Ce courrier a été publié dans un bulletin régional de l’ordre suite à une affaire arrivée à un de nos confrères il y a presque 18 mois, qui n’a toujours pas pu reprendre son activité, malgré un dossier vide de preuves. Depuis, je me pose avec inquiétude, la question de la perception de la sécurité de notre exercice, pour nous tous, et en particulier les jeunes médecins débutants leur carrière. En effet, notre relation aux patients, empathique et naturelle, notre devoir de les examiner le mieux possible, notre volonté de les soigner dans les meilleures conditions sont fortement mises à mal par l’institution judiciaire.
Lorsqu’une accusation à caractère sexuel est portée contre nous sur un simple dire, nous défendre se révèle impossible. Immédiatement est décidée une mise en examen et l’interdiction de poursuivre notre travail.
Le juge peut refuser la reprise du travail, malgré l’absence de preuve de l’infraction, sous prétexte que l’approche corporelle des patients serait de nature à favoriser la réalisation de gestes inappropriés, quand bien même un membre du personnel soignant serait présent.
Cette décision aberrante et insultante à notre égard entraîne plusieurs réflexions.
- Que la présence d’un tiers paramédical lors de consultation délicate est inefficiente, ce dernier étant considéré comme inapte à déceler un geste ou acte déplacé. Que nous sommes, nous, médecins, considérés par la justice comme des agresseurs en puissance, examinant nos patients pour nous procurer un plaisir corporel et pouvoir profiter de notre statut pour commettre des actes déviants.
– Que nous n’avons aucune garantie et aucun moyen de nous défendre lorsqu’on lance une accusation à notre égard. Et que, dès qu’une plainte est déposée, notre carrière est mise, de très longs mois, voire des années (le « temps de la justice »), entre parenthèses, avec la perte de ressources que cela implique.
En somme, c’est l’intégralité de notre pratique professionnelle et de notre vie personnelle qui est remise en cause.
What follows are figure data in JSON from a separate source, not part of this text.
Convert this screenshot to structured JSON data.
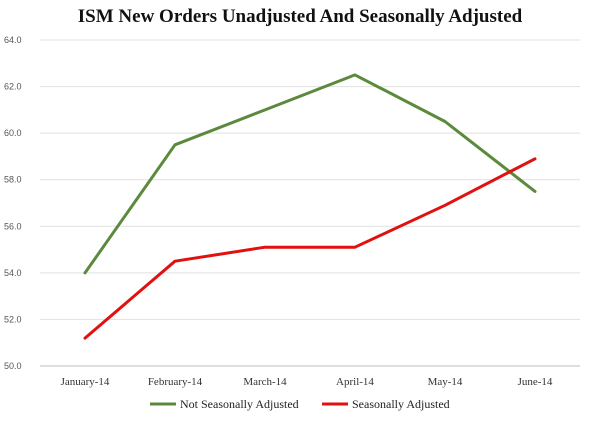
{
  "chart_data": {
    "type": "line",
    "title": "ISM New Orders Unadjusted And Seasonally Adjusted",
    "xlabel": "",
    "ylabel": "",
    "categories": [
      "January-14",
      "February-14",
      "March-14",
      "April-14",
      "May-14",
      "June-14"
    ],
    "ylim": [
      50.0,
      64.0
    ],
    "yticks": [
      "50.0",
      "52.0",
      "54.0",
      "56.0",
      "58.0",
      "60.0",
      "62.0",
      "64.0"
    ],
    "grid": "horizontal",
    "legend_position": "bottom",
    "series": [
      {
        "name": "Not Seasonally Adjusted",
        "color": "#5b8a3c",
        "values": [
          54.0,
          59.5,
          61.0,
          62.5,
          60.5,
          57.5
        ]
      },
      {
        "name": "Seasonally Adjusted",
        "color": "#e0110f",
        "values": [
          51.2,
          54.5,
          55.1,
          55.1,
          56.9,
          58.9
        ]
      }
    ]
  }
}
Est-on présumé coupable pour se faire interdire d’exercer ? Alors qu’il existe en droit la présomption d’innocence.
Risque de plaintes
Comment pouvons-nous sereinement examiner un patient ? Si l'on pratique un examen intime, le risque de plainte est majoré. Si on ne le fait plus, nous risquons d’ignorer un diagnostic, ce qui peut nous être reproché.
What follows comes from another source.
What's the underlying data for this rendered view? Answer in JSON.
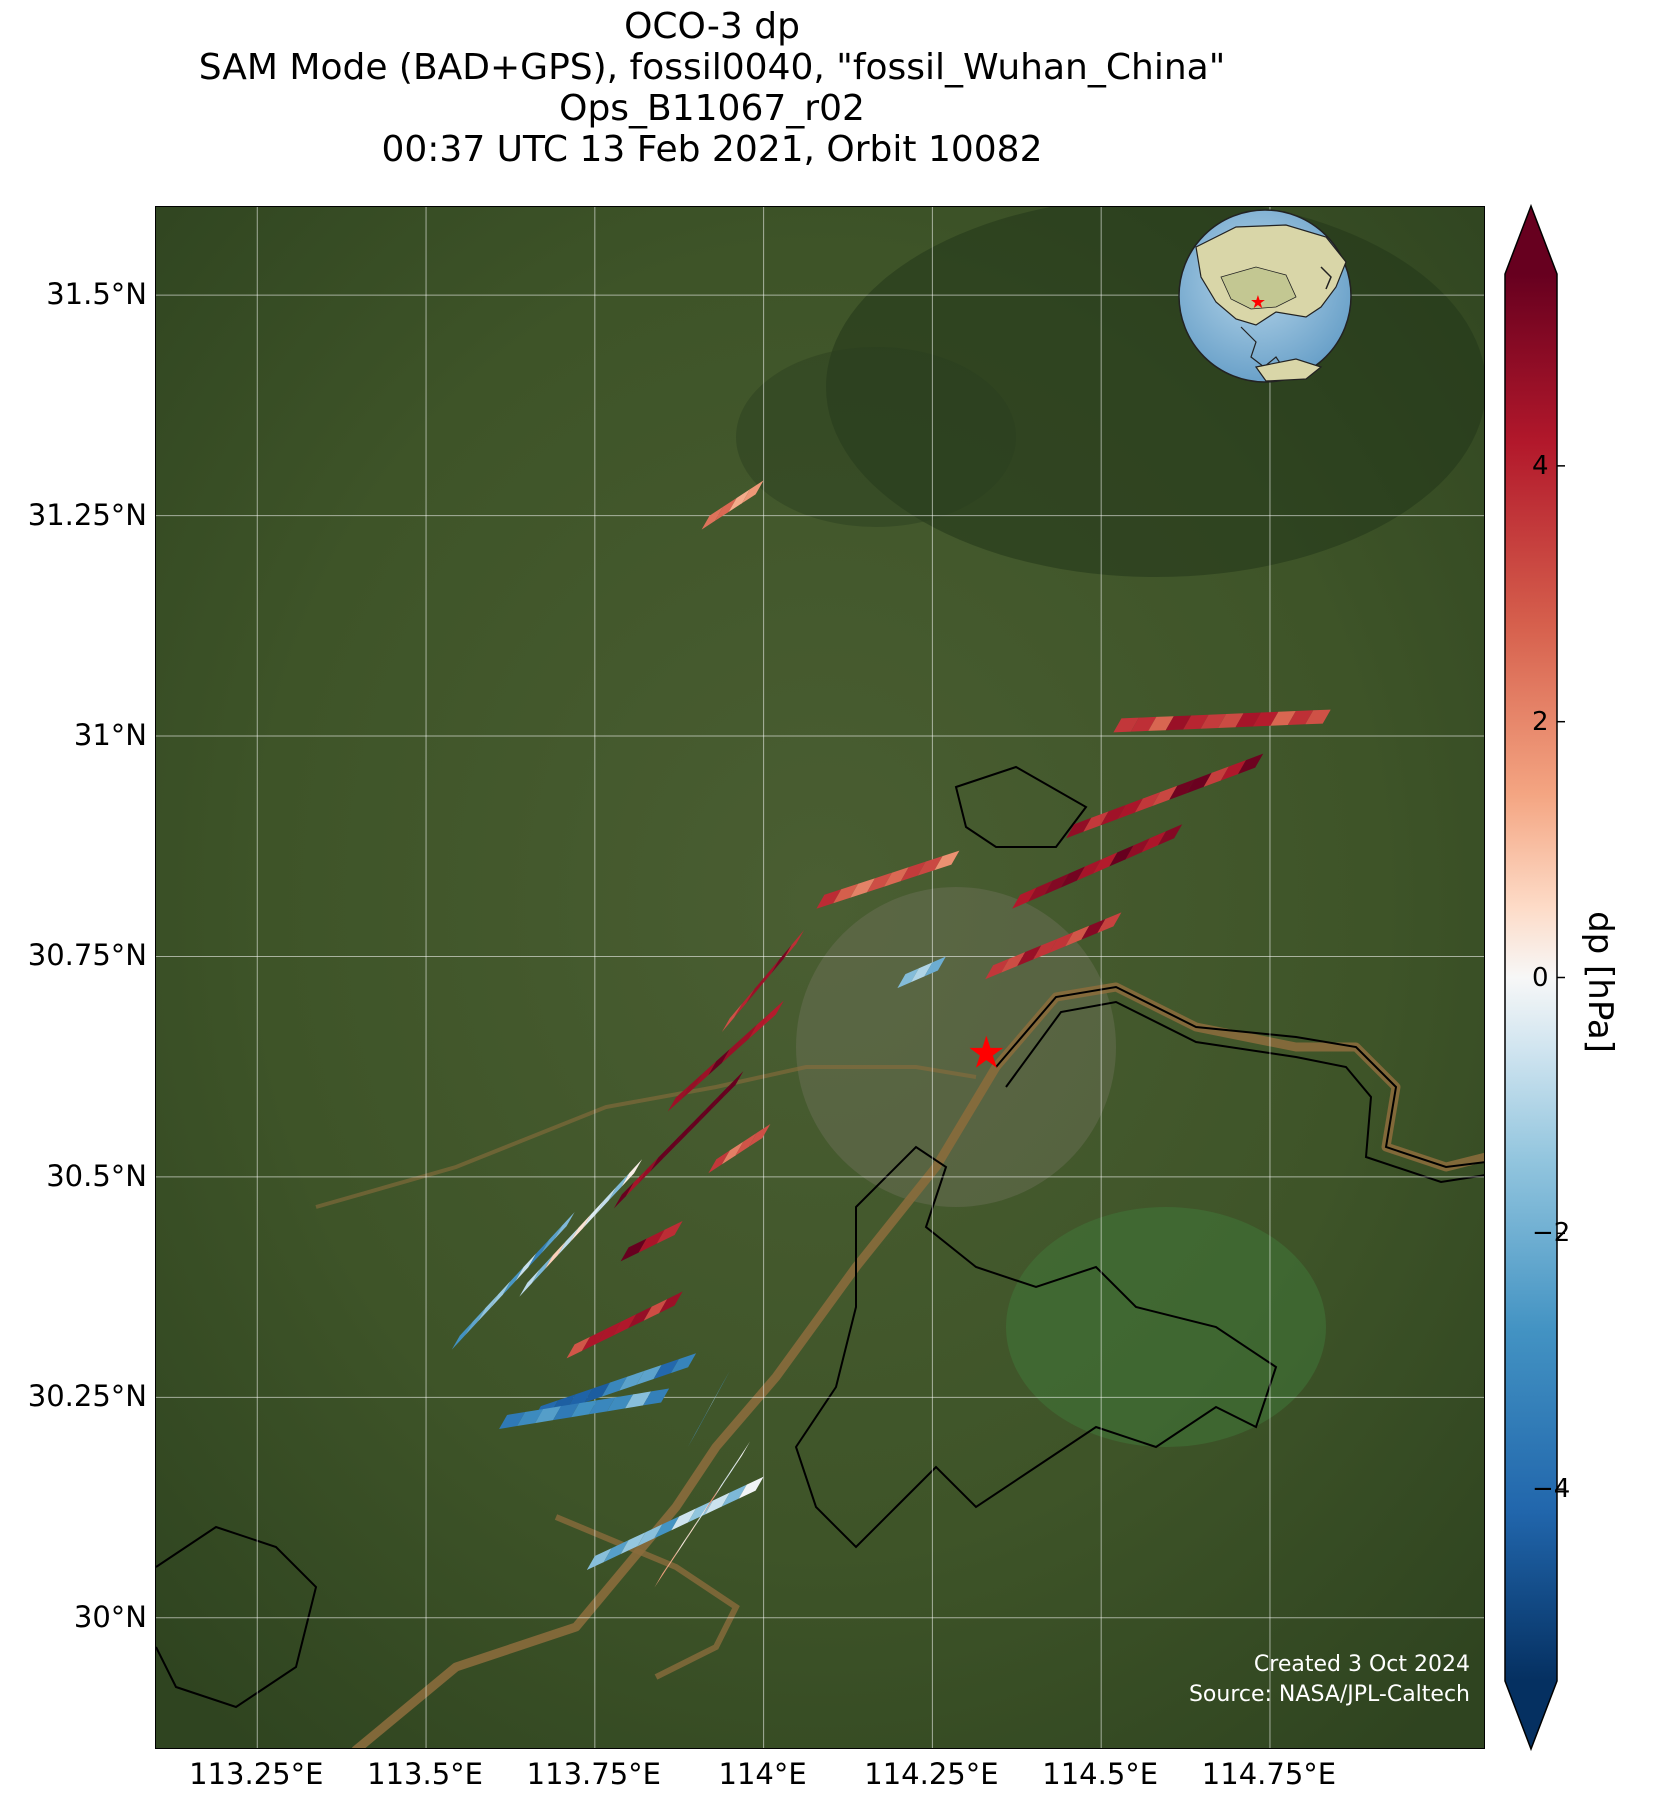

Comment améliorer nos soins et notre approche ? Il nous est actuellement proposé de nombreuses formations en médecine de bien-être, ostéopathie, hypnose, sophrologie, toucher empathique… Impossible de se risquer dans un tel contexte. Il faut abandonner tout type de médecine manuelle.
Nos pratiques vont alors régresser en n'examinant plus nos patients. Faut-il refuser de faire de la gynécologie ? Ne plus oser aborder certains problèmes de peur d’être considéré comme déviant ? Ne plus faire preuve de sympathie, par un geste de réconfort, devant une personne dans le désarroi ? Sous peine d’être accusé d’agression sexuelle ?
Ce n’est, il me semble, en aucun cas la finalité de notre exercice et ce pour quoi nous nous y consacrons. Contrairement à bien d’autres pays où l’imagerie a pris le pas sur l’examen clinique, et à ce que nos maîtres nous apprennent depuis 40 ans, nous sommes à l’aube de perdre cette spécificité bien française qui est, en priorité, de bien examiner nos patients. Mais c’est là où la justice semble vouloir nous mener.
Nous sommes heurtés par la méconnaissance et l'incompréhension de l’institution judiciaire vis-à-vis de l’exercice médical. C’est pourquoi, il serait intéressant d’ouvrir le débat (n'hésitez pas à réagir dans notre débat) et que le conseil de l’ordre se positionne de manière urgente à ce sujet pour nous aider à exercer dans les meilleures conditions possibles, pour nous et nos patients.